Kelompok Tani Padang Halaban Sumatera Utara (KTPHS) harus terusir dari tanah leluhurnya hanya gara-gara kepentingan korporasi. “Siapa yang tidak terusik nuraninya melihat orang tua dan anak anak menggelepar dibawah cakar alat berat yang menghancurkan tempat bernaung ?” kata Drs.
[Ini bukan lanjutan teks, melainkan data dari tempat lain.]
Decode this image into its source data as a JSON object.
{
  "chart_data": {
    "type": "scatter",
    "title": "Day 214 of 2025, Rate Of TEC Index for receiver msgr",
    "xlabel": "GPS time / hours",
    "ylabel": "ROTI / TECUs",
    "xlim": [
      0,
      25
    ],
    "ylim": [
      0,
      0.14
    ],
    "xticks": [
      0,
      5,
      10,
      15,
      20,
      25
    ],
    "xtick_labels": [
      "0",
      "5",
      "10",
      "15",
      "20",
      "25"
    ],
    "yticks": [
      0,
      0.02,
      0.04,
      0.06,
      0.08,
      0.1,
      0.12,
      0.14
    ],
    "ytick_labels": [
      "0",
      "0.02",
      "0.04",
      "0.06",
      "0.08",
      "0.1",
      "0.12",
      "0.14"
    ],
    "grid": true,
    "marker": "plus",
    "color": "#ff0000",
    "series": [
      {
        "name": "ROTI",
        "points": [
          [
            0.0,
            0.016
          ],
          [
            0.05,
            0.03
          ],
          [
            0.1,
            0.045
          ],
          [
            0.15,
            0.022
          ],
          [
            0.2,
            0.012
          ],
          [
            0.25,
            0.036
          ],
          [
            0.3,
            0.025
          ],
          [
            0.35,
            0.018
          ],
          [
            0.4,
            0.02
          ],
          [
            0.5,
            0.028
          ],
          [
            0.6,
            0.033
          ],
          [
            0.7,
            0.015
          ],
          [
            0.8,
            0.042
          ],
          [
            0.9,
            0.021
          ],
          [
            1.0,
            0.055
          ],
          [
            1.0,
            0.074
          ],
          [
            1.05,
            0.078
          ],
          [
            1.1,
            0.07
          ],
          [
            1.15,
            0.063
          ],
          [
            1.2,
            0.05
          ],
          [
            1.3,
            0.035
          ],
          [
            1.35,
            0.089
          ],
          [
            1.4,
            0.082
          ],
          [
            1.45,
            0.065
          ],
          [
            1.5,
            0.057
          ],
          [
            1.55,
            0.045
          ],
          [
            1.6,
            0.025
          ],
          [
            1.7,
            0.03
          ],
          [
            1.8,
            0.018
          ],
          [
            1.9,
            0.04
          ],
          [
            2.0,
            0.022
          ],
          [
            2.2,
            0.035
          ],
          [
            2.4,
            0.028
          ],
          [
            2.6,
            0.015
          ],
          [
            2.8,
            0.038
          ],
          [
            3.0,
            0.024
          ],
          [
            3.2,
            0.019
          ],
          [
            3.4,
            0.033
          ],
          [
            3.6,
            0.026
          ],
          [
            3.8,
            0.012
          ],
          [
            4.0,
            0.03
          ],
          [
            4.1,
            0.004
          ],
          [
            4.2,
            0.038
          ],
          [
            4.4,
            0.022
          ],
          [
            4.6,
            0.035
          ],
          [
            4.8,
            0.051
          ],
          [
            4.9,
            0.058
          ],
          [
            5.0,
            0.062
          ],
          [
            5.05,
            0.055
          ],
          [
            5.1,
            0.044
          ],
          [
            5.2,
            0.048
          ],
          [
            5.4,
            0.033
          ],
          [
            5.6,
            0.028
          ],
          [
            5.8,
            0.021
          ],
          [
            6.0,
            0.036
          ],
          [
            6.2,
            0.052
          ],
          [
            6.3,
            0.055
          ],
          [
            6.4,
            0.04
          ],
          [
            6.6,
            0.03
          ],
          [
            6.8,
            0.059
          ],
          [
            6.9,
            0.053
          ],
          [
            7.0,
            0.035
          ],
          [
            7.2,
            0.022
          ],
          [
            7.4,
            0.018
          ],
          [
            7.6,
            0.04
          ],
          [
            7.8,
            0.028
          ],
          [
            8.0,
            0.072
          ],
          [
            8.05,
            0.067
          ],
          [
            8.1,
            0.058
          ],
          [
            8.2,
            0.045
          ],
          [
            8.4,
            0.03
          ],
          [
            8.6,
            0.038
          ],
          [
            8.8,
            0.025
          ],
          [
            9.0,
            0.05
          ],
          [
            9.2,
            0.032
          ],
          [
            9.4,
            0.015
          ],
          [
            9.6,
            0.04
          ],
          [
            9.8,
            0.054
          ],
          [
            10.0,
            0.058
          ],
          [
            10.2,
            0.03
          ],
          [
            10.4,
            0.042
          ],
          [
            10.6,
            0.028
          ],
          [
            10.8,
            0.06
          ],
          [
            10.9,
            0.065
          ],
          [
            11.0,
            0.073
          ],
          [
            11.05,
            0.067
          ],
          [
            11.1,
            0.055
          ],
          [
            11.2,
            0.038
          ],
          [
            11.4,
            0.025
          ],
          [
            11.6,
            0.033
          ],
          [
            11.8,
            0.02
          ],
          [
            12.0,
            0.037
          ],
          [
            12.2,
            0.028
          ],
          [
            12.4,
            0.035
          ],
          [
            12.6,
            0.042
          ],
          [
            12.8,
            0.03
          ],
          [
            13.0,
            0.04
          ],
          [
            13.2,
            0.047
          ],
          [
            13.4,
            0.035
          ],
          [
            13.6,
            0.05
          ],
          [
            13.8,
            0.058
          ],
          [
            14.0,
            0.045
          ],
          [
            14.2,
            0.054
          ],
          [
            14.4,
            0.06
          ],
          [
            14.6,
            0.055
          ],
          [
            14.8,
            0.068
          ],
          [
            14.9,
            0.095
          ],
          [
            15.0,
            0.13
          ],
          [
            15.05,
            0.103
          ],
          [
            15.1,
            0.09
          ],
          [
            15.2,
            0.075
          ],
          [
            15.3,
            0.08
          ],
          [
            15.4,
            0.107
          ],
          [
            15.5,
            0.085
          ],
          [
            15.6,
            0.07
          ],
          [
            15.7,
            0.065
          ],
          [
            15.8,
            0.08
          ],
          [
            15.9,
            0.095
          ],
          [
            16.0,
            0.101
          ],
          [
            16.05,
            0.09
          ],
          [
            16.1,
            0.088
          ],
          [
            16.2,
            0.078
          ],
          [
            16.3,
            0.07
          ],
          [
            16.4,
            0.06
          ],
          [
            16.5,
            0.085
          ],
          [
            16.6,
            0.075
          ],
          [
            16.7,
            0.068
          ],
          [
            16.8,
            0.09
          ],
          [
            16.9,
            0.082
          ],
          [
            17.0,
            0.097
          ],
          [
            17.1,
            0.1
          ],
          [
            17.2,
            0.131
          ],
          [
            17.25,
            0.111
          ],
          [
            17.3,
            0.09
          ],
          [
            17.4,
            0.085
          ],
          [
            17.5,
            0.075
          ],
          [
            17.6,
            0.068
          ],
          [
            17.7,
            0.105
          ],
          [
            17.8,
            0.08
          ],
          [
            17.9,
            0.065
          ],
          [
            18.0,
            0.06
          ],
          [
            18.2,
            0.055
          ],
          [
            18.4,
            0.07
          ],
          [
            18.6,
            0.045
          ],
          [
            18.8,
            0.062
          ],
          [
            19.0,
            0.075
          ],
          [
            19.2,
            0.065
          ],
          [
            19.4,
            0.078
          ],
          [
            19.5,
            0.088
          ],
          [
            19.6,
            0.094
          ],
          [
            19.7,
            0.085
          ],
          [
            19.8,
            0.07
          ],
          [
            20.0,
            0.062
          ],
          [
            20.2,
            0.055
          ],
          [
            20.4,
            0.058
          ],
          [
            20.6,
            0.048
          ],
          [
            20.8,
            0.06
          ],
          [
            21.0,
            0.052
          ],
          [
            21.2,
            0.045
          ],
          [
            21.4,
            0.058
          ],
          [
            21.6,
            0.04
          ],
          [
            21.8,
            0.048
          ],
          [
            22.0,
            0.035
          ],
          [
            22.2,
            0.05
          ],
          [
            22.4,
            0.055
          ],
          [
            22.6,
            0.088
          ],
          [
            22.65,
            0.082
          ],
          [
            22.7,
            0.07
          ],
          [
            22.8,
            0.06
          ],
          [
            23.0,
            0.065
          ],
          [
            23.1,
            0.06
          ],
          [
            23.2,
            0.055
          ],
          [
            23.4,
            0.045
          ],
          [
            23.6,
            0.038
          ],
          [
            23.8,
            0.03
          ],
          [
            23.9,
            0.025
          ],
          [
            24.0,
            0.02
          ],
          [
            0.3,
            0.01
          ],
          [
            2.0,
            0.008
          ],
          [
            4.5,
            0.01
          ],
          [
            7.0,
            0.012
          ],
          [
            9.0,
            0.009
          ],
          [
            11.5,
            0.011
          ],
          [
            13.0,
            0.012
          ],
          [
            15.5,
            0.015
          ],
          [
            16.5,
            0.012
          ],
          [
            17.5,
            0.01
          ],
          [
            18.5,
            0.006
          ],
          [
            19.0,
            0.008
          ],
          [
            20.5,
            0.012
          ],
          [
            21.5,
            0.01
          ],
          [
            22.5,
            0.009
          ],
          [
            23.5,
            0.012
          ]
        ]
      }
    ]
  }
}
Rapidin Simbolon, MM, Ketua DPD PDI Perjuangan Sumut dan Anggota Komisi XIII DPR RI.
“Soal konflik agraria selalu yang salah adalah Rakyat sementara korporasi berdiri congkak disamping alat Negara seolah membawa mandat Tuhan bahwa tanah Indonesia milik mereka, dan rakyat hanya bisa pasrah, karena Negara tidak akan pernah membela mereka,” tambah Rapidin.
Rapidin menuntut penyelesaian konflik agraria dengan cara-cara yang bijak dan menempatkan rakyat dan korporasi dalam posisi yang setara. “Saya sebagai Anggota DPR RI secara tegas menolak cara-cara yang melanggar HAM dalam penyelesaian Konflik agraria, dan mendukung perjuangan Kelompok Tani Padang Halaban Sumatera Utara, karena setiap jengkal Tanah di negeri ini milik Rakyat bukan milik Korporasi,” katanya. (tim)
(Ranto.S)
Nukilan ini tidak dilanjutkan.